Teton Reservoir Stone Circles Recording & Survey Project
Rawlins Field Office (BLM), Wyoming, 2014
by Shelley Gregory, Rawlins Field Office
June 17, 2014
BLM Rawlins Surveys Archaeological Site with Passport in Time Volunteers
The Bureau of Land Management (BLM) Rawlins Field Office invited Passport in Time (PIT) volunteers from around the country to participate in the Teton Reservoir Stone Circles Recording and Survey Project, which began on June 16.
Passport in Time volunteers at the archaeological site with Sheep Mountain in the background. Left to right, back to front: Lloyd Rossa, Noreen Rossa, Gary VanderWeide, Katheryn Yauney, Ken Jans, Linda Jans, Steve Stephenson, Sally Stephenson, Dave Shinamura, Stacey Root, Dan Fisher, Sandy Tradlener, Larry Tradlener, Jasper McMurty.
Sheep Mountain with one of the many stone circles in the foreground.
PIT volunteers are conducting a detailed recording of the stone circle site over two one-week sessions. According to Archaeologist Michael Oberndorf, “This is an important site. We want to see patterns within it and to understand its relationship to other sites along Little Sage Creek and in this part of the Kindt Basin." On the fifth day of each session, the volunteers will do a pedestrian survey along Little Sage Creek, which runs below the site and was dammed to create Teton Reservoir.
Oberndorf explains, “We are making a map of the entire site using a high-tech total station computerized mapping transit and making detailed scale drawings of the circles themselves.” The original recording of the archaeological site was done in 1974 with a cursory overview and a simple sketch map of 22 stone circles. Erosion by wind and water has exposed at least eight more circles and other features not shown in the original sketch.
The stone circle site is located about 15 miles south of Rawlins, Wyo., in the historically rich Kindt Basin. It is on a small ridge overlooking Teton Reservoir and Little Sage Creek with Sheep Mountain to the north, the Overland Trail a mile-and-a-half to the south, the Continental Divide Hiking Trail a mile to the west and the road across Bridger Pass about a mile to the northwest. The Cherokee Trail, created in 1849 by Cherokee gold rushers from Oklahoma also runs through the Kindt Basin, though its exact route is unknown and awaiting a PIT project to locate it.
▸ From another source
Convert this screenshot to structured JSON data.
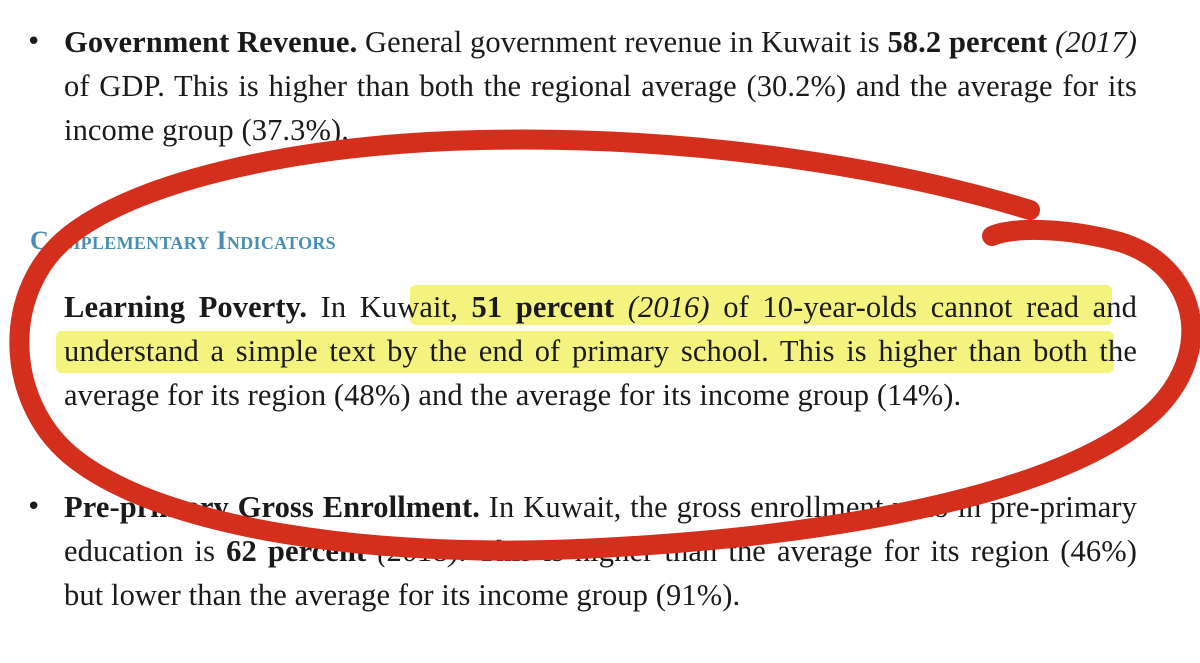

Twenty-two volunteers for the Teton Reservoir project hail from Arizona, California, Colorado, Iowa, New Jersey, New Mexico, North Dakota, Ohio, Utah, Virginia, Washington and Wyoming. The PIT program teams up volunteers with professional archaeologists and historians on public lands throughout the U.S. to work on a wide range of archaeological and historic preservation projects. PIT was established nationally in 1991 and its honor roll includes 526 volunteers who have contributed 500 or more hours. There is no fee to participate but volunteers take care of their travel, accommodations, board and other expenses.